What is tryptophan? Learn about the functions of tryptophan, the health benefits of this essential amino acid, and where to find it, with information on foods rich in tryptophan.
Among the different essential nutrients that we must contribute to our body from the diet every day (especially vitamins, minerals, fiber and antioxidants), we must pay almost special attention to essential amino acids, they are fundamental, since our body he is not capable of synthesizing them (that is, producing them himself).
In total there are 10 essential amino acids, which we must contribute to our body through the nutrition that we follow daily. And what are the foods richest in them? Mainly the richest in proteins, which our body breaks down to obtain them and thus form new proteins.
Precisely tryptophan is another of the most well-known or popular essential amino acids, along with methionine or phenylalanine.
What is tryptophan?
Tryptophan is an amino acid considered essential, mainly because – as you surely know – our body is not capable of synthesizing it by itself.
Therefore, to be able to contribute it to our organism we must always do it through the diet, consuming those foods richest in tryptophan, especially whole grains, milk and eggs, as well as other foods of animal origin as for example is the case of meat and fish.
It is a fundamental essential amino acid in our diet, as it helps to produce vitamin B3 (niacin), necessary for the metabolism of fats and proteins, to improve blood vessel circulation, to control sleep and muscle activity…
That is, it consists of an essential amino acid, which means that it is only obtained through food since our body is not capable of manufacturing them or it does so in very limited quantities.
Therefore, to provide the body with the amount of tryptophan that it needs daily, it is essential to follow a varied diet, among which we find whole grains, milk and eggs.
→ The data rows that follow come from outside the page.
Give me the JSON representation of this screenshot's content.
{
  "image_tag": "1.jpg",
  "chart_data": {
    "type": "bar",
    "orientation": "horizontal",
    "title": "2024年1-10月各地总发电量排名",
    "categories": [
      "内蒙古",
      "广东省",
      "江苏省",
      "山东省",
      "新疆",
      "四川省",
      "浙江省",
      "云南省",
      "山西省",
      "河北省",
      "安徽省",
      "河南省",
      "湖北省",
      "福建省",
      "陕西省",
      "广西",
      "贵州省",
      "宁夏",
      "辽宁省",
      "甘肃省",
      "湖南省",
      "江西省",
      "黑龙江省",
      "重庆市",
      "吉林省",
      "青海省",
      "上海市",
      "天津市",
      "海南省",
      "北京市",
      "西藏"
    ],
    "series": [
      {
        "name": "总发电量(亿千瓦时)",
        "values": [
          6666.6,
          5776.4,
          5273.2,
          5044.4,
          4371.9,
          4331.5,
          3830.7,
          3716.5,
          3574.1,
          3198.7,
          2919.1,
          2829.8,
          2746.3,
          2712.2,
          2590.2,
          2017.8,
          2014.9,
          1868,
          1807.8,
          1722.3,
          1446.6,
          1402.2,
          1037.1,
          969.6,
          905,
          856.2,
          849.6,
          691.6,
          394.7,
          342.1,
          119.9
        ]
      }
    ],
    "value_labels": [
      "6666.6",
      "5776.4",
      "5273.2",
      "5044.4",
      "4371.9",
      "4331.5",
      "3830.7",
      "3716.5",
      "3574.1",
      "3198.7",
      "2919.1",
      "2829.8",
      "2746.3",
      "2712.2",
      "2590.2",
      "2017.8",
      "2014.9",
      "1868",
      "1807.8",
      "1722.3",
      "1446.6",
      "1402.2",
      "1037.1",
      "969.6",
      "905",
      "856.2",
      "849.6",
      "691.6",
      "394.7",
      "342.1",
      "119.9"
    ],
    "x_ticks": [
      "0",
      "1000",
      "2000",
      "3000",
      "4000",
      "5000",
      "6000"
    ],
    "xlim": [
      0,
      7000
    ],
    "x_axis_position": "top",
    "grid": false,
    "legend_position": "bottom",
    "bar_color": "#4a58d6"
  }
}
Not surprisingly, it is common for people who follow a vegetarian diet to have a greater risk of deficiency of this essential amino acid.
Functions of tryptophan
- Serotonin regulator: One of the main functions of tryptophan is that it is a fundamental amino acid that regulates the levels of serotonin, a brain neurotransmitter precursor to the hormone melatonin, which regulates the daily wake-sleep cycle.
- Important for vitamin B3: In addition, it helps the body make its own proteins, as with all essential amino acids, and is important in the formation of vitamin B3.
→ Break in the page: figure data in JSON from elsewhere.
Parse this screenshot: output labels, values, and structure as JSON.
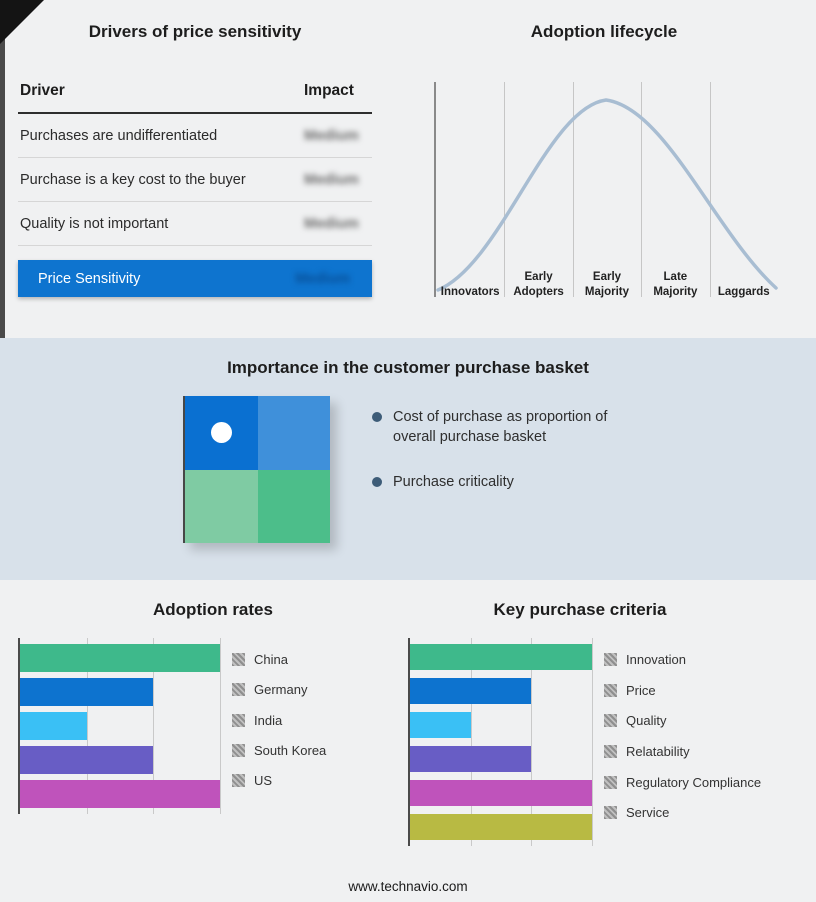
{
  "footer": {
    "url": "www.technavio.com"
  },
  "drivers_table": {
    "title": "Drivers of price sensitivity",
    "col_driver": "Driver",
    "col_impact": "Impact",
    "rows": [
      {
        "driver": "Purchases are undifferentiated",
        "impact": "Medium"
      },
      {
        "driver": "Purchase is a key cost to the buyer",
        "impact": "Medium"
      },
      {
        "driver": "Quality is not important",
        "impact": "Medium"
      }
    ],
    "highlight": {
      "driver": "Price Sensitivity",
      "impact": "Medium"
    },
    "highlight_color": "#0e74cf"
  },
  "lifecycle": {
    "title": "Adoption lifecycle",
    "stages": [
      "Innovators",
      "Early Adopters",
      "Early Majority",
      "Late Majority",
      "Laggards"
    ],
    "curve_color": "#a8bdd2"
  },
  "basket": {
    "title": "Importance in the customer purchase basket",
    "bullets": [
      "Cost of purchase as proportion of overall purchase basket",
      "Purchase criticality"
    ],
    "matrix_colors": {
      "top_left": "#0a70d1",
      "top_right": "#3f90da",
      "bottom_left": "#7fcba3",
      "bottom_right": "#4cbe8a"
    }
  },
  "chart_data": [
    {
      "type": "bar",
      "orientation": "horizontal",
      "title": "Adoption rates",
      "categories": [
        "China",
        "Germany",
        "India",
        "South Korea",
        "US"
      ],
      "values": [
        100,
        66.7,
        33.3,
        66.7,
        100
      ],
      "colors": [
        "#3eb98b",
        "#0d73cf",
        "#3ac0f5",
        "#685dc5",
        "#bf53bb"
      ],
      "xlim": [
        0,
        100
      ],
      "gridlines_pct": [
        33.33,
        66.67,
        100
      ],
      "legend_position": "right"
    },
    {
      "type": "bar",
      "orientation": "horizontal",
      "title": "Key purchase criteria",
      "categories": [
        "Innovation",
        "Price",
        "Quality",
        "Relatability",
        "Regulatory Compliance",
        "Service"
      ],
      "values": [
        100,
        66.7,
        33.3,
        66.7,
        100,
        100
      ],
      "colors": [
        "#3eb98b",
        "#0d73cf",
        "#3ac0f5",
        "#685dc5",
        "#bf53bb",
        "#b8ba43"
      ],
      "xlim": [
        0,
        100
      ],
      "gridlines_pct": [
        33.33,
        66.67,
        100
      ],
      "legend_position": "right"
    }
  ]
}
- Anxiolytic and antidepressant effect: In turn, tryptophan helps serotonin control appetite, exerting an anxiolytic and antidepressant effect. It helps control insulin levels, since it tends to calm our nervous system.
In any case, we could summarize the main functions of tryptophan in the following section:
- Helps produce vitamin B3.
- It has a calming effect on the nervous system.
- Reduces anxiety and depression.
- Stabilizes the mood.
- It reduces the appetite.
- Increases the release of growth hormones.
Health benefits of tryptophan
As we briefly indicated regarding the different functions of tryptophan in our body, one of its main benefits (for which tryptophan is definitely popular and better known) is its calming effect on the nervous system, a virtue that translates into helping to calm anxiety and depression, and also relieves insomnia by inducing sleep.
It also helps the proper functioning of our immune system, and in cases of migraine it can help in its medical treatment, by reducing headaches.
Tryptophan supplements are often widely used in weight loss diets, thanks to the fact that it is capable of reducing appetite, with consequent weight control.
Where to find tryptophan? The richest foods
Foods of animal origin high in tryptophan
There are many foods of animal origin that stand out for their high content of tryptophan. The following stand out:
- Fish: especially blue fish, especially salmon, sardines and mackerel.
- Dairy products: like yogurt and cheeses.
Plant-based foods high in tryptophan
- Legumes: especially lentils, chickpeas, peas, soybeans, lima beans and beans.
- Cereals: wheat, rice, oats, barley and rye.
- Nuts: peanuts (peanuts), almonds, pistachios, cashews and pine nuts.
- Fruits: banana, strawberries, avocado, papaya, mango, oranges, grapefruit, peaches, grapes, and apples.
- Vegetables and vegetables: pumpkin, arugula, watercress, spinach, asparagus, Brussels sprouts, celery, onion, garlic, lettuce, aubergine, tomato, cucumber, carrot and endives.
- Seeds: sesame and sunflower seeds.
Consequences of tryptophan deficiency
The lack of this amino acid together with a mineral as important as magnesium can contribute to the appearance or spasms of the coronary arteries.
It can also cause mouth pain and redness of the mucous membranes of the mouth.
- People with liver and kidney problems.
- People who are taking medications for depression or tranquilizers.